The “Yellow Ghost” on the Expressway: Are We Waiting for a Burial Before We Wake Up?
Lagos, let’s talk truth. If you’ve driven down the Lekki-Epe Expressway or the new Coastal Road lately, you’ve seen him. The boy in the yellow vest, sweating under the sun, pedaling a bicycle like his life depends on it—when, in reality, that bicycle is the very thing that’s going to cost him his life.
He’s weaving through “danfo” buses and “Indaboski” drivers who think they own the asphalt. He’s going against traffic, heart racing, trying to meet a delivery deadline for a cold shawarma. And we? We just hiss, shout “Wéré!” out the window, and swerve.

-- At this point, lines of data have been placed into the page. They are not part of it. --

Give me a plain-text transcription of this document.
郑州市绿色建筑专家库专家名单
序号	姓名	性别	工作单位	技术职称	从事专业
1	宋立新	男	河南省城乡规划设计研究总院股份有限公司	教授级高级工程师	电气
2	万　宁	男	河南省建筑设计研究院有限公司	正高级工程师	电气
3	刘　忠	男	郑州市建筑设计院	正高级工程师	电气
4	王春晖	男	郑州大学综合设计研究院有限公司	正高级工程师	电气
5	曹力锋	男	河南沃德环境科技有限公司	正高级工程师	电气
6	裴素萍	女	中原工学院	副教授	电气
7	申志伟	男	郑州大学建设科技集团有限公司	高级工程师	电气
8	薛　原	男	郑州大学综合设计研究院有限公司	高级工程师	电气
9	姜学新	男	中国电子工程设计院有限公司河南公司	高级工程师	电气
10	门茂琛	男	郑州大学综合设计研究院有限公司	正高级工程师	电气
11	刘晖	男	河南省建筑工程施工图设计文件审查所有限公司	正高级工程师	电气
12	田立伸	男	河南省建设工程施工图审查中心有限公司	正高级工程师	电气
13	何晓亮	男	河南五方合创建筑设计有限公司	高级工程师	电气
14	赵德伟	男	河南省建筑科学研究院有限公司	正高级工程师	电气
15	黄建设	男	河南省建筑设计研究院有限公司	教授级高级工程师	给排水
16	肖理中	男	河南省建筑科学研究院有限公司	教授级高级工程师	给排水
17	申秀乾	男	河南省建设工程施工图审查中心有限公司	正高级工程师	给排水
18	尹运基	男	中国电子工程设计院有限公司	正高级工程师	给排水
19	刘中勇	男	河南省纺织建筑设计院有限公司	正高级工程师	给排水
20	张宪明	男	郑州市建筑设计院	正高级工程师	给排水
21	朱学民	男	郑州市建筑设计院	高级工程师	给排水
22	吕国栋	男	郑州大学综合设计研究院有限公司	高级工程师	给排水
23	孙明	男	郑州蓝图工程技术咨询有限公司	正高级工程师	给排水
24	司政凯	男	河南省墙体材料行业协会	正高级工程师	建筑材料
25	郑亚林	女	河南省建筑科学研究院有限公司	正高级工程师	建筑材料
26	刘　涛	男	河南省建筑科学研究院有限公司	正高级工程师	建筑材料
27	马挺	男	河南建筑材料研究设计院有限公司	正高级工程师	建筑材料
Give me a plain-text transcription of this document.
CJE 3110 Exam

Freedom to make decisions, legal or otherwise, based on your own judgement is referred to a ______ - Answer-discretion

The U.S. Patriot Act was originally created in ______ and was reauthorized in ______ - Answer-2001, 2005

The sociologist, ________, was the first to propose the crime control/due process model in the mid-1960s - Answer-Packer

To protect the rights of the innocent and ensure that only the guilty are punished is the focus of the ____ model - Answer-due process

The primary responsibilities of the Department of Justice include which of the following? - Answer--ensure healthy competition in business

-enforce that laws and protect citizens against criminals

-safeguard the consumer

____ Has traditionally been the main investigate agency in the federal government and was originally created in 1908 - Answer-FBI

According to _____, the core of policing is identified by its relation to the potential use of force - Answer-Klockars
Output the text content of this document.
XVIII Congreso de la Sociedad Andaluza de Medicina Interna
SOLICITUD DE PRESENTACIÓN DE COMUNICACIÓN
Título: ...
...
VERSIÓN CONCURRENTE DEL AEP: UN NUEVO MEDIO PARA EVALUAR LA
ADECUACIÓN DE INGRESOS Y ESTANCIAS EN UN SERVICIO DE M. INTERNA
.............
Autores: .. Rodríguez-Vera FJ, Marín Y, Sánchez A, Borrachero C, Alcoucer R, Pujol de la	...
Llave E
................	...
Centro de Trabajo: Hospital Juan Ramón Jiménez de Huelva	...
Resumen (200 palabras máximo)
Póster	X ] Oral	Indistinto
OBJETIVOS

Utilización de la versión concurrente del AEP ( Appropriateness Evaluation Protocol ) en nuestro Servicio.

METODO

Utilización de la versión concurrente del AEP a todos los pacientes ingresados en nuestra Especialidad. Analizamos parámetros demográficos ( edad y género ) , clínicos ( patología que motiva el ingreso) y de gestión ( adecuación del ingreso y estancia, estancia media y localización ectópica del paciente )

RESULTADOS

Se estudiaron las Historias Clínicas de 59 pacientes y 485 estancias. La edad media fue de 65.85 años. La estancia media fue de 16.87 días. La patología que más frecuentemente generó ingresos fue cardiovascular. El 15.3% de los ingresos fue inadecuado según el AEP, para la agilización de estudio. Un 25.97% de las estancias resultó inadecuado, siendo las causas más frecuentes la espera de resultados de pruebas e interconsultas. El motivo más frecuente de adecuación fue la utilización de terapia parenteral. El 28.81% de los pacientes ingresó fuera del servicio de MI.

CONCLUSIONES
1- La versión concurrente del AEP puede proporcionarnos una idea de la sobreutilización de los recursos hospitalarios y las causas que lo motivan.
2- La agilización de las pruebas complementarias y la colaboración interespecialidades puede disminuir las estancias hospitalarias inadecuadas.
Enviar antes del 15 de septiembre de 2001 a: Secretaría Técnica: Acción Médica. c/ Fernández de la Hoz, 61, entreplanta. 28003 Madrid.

We are all waiting for the “accident” to happen, but let’s be real: when it happens, it won’t be an accident. It’ll be a slaughter.A Nightmare in Broad Daylight. Imagine it for a second. One small “touch” from a speeding SUV, and that bicycle becomes a mangled piece of scrap metal. No helmet. No padding. Just human flesh against hot coal-tar. We’ll see the white of his brain—the medulla oblongata—splattered for the world to see.And you know how we are in this Lagos. People will gather, start shouting “Eeeyah!”, and bring out their phones to record “content” for TikTok. Some will even try to see if the food in his backpack is still intact. We have become so cold that a human being becoming road-kill is just another Tuesday morning “traffic report.
Let’s call out the real “Oga at the top.” These big logistics companies—like Glovo and the rest—call these boys “independent contractors.” That’s just “big grammar” for: “If you die, it’s your business, not ours.”How can you put a human being on a bicycle—not a bike, a bicycle—to compete with 18-wheelers on a Lagos highway? It’s not just “cutting corners” to save money; it’s wicked. No helmet, no lights, no safety gear.
They are basically sending these boys on a suicide mission so they can keep their profit margins high, playing “God” with people’s children for a few extra Naira. The Drivers are complicit too, we are too “ferocious” on the road, treating these riders like they are invisible while the Riders themselves do not see their lives worthy of any values. In their rush to make some few Nairas, they take risks that leave them one inch away from the mortuary.
Lagosians, are we really going to wait until we start picking teeth out of our car radiators before we speak up? This “I don’t care” attitude is what is killing us.We need to tell the government and these companies: Enough is enough. A bicycle has no business on a Lagos Expressway. If a company wants to operate, they must provide proper motorbikes, real helmets, and reflective signals. We cannot keep “disrupting the economy” by sacrificing the poor.